Si qu'envers luy entier en tout affaire
Me suis monstré, me gardant de mal faire.
Or m'a rendu selon mon equité,
Et de mes mains selon la purité.
Certes, Seigneur, qui sçais telles mes oeuvres,
Au bon tresbon, pur au pur, te descoeuvres :
Tu es entier, à qui entier sera,
Et defaillant, à qui failly aura.
Les humbles vivre en ta garde tu laisses,
Et les sourcilz des braves tu rabaisses,
Aussi mon Dieu, ma Lanterne allumas,
Et esclairé en tenebres tu m'as,
Par toy donnay à travers la bataille,
Mon Dieu devant, je saultay la muraille.
C'est l'Eternel, qui entier est trouvé,
Son parler est, comme au feu, esprouvé,
C'est ung bouclier de forte resistance
Pour touts ceulx là, qui ont en luy fiance.
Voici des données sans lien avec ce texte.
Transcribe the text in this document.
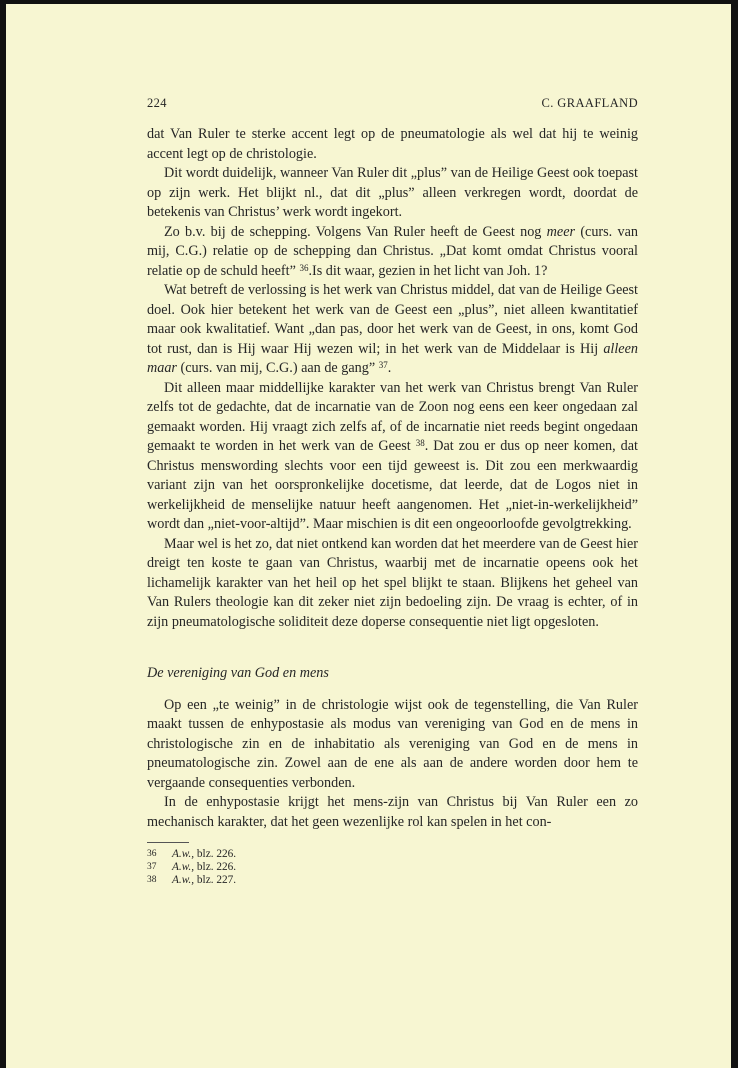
224	C. GRAAFLAND

dat Van Ruler te sterke accent legt op de pneumatologie als wel dat hij te weinig accent legt op de christologie.

Dit wordt duidelijk, wanneer Van Ruler dit „plus” van de Heilige Geest ook toepast op zijn werk. Het blijkt nl., dat dit „plus” alleen verkregen wordt, doordat de betekenis van Christus’ werk wordt ingekort.

Zo b.v. bij de schepping. Volgens Van Ruler heeft de Geest nog meer (curs. van mij, C.G.) relatie op de schepping dan Christus. „Dat komt omdat Christus vooral relatie op de schuld heeft” $^{36}$.Is dit waar, gezien in het licht van Joh. 1?

Wat betreft de verlossing is het werk van Christus middel, dat van de Heilige Geest doel. Ook hier betekent het werk van de Geest een „plus”, niet alleen kwantitatief maar ook kwalitatief. Want „dan pas, door het werk van de Geest, in ons, komt God tot rust, dan is Hij waar Hij wezen wil; in het werk van de Middelaar is Hij alleen maar (curs. van mij, C.G.) aan de gang” $^{37}$.

Dit alleen maar middellijke karakter van het werk van Christus brengt Van Ruler zelfs tot de gedachte, dat de incarnatie van de Zoon nog eens een keer ongedaan zal gemaakt worden. Hij vraagt zich zelfs af, of de incarnatie niet reeds begint ongedaan gemaakt te worden in het werk van de Geest $^{38}$. Dat zou er dus op neer komen, dat Christus menswording slechts voor een tijd geweest is. Dit zou een merkwaardig variant zijn van het oorspronkelijke docetisme, dat leerde, dat de Logos niet in werkelijkheid de menselijke natuur heeft aangenomen. Het „niet-in-werkelijkheid” wordt dan „niet-voor-altijd”. Maar mischien is dit een ongeoorloofde gevolgtrekking.

Maar wel is het zo, dat niet ontkend kan worden dat het meerdere van de Geest hier dreigt ten koste te gaan van Christus, waarbij met de incarnatie opeens ook het lichamelijk karakter van het heil op het spel blijkt te staan. Blijkens het geheel van Van Rulers theologie kan dit zeker niet zijn bedoeling zijn. De vraag is echter, of in zijn pneumatologische soliditeit deze doperse consequentie niet ligt opgesloten.

De vereniging van God en mens

Op een „te weinig” in de christologie wijst ook de tegenstelling, die Van Ruler maakt tussen de enhypostasie als modus van vereniging van God en de mens in christologische zin en de inhabitatio als vereniging van God en de mens in pneumatologische zin. Zowel aan de ene als aan de andere worden door hem te vergaande consequenties verbonden.

In de enhypostasie krijgt het mens-zijn van Christus bij Van Ruler een zo mechanisch karakter, dat het geen wezenlijke rol kan spelen in het con-

36	A.w., blz. 226.
37	A.w., blz. 226.
38	A.w., blz. 227.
Mais qui est Dieu, sinon le supernel ?
Ou qui est fort, si ce n'est l'Eternel ?
De hardiesse, et force il m'environne,
Et seure voye à mes emprises donne :
Mes piedz à ceulx des Chevreulz faict esgaulx,
Pour monter lieux difficiles, et haultz :
Ma main par luy aux armes est apprise,
Si que du bras ung Arc d'acier je brise.
De ton secours l'escu m'a apporté,
Et m'a ta dextre au besoing supporté,
Ta grand'bonté, où mon espoir mectoye,
M'a faict plus grand encor'que je n'estoye :
Preparer vins mon chemin soubz mes pas,
Dont mes talons glissants ne furent pas :
Car ennemys sceu poursuyvre, et attaindre,
Et ne revins sans du tout les estaindre :
Durer n'on peu, tant bien les ay secoux,
Ains à mes piedz tresbucharent de coups :
Circuy m'as de belliqueuse force,
Ployant soubz moy, qui m'envahir s'efforce,
Tu me monstras le doz des ennemys,
Et mes hayneux j'ay en ruine mys :
Ilz ont crié, n'ont heu secours quelconques,
Mesmes à Dieu, et ne les ouyt oncques,
Comme la pouldre au vent les ay rendus,
Et comme fange en la place estendus.
Delivré m'as du mutin populaire,
Et t'a pleu chef des nations me faire,
Voyre le peuple, à moy peuple incongnu,
Soubz mon renom obeir m'est venu :
Maintz estrangers par servile contraincte
M'ont faict honneur d'obeyssance faincte,
Maintz estrangers redoubtants mes effortz,
Espouventés, ont tremblé en leurs fortz.
Vive mon Dieu, à mon saulveur soit gloyre,
Exalté soit le Dieu de ma victoyre,
Qui m'a donné pouvoir de me venger,
Et qui soubz moy les peuples faict renger :
Me garentit qu'ennemys ne me grevent,
M'esleve hault sur touts ceulx qui s'eslevent
Encontre moy, me delivrant à plain
De l'homme ayant le cueur d'oultrage plein.
Pourtant, mon Dieu, parmy les gens estranges
Te beneiray, en chantant tes louanges :
Ce Dieu, je dy, qui magnificquement
Saulva son Roy, et qui unicquement
David, son oingt, traicte en grande clemence :
Traictant, de mesme, à jamais sa semence.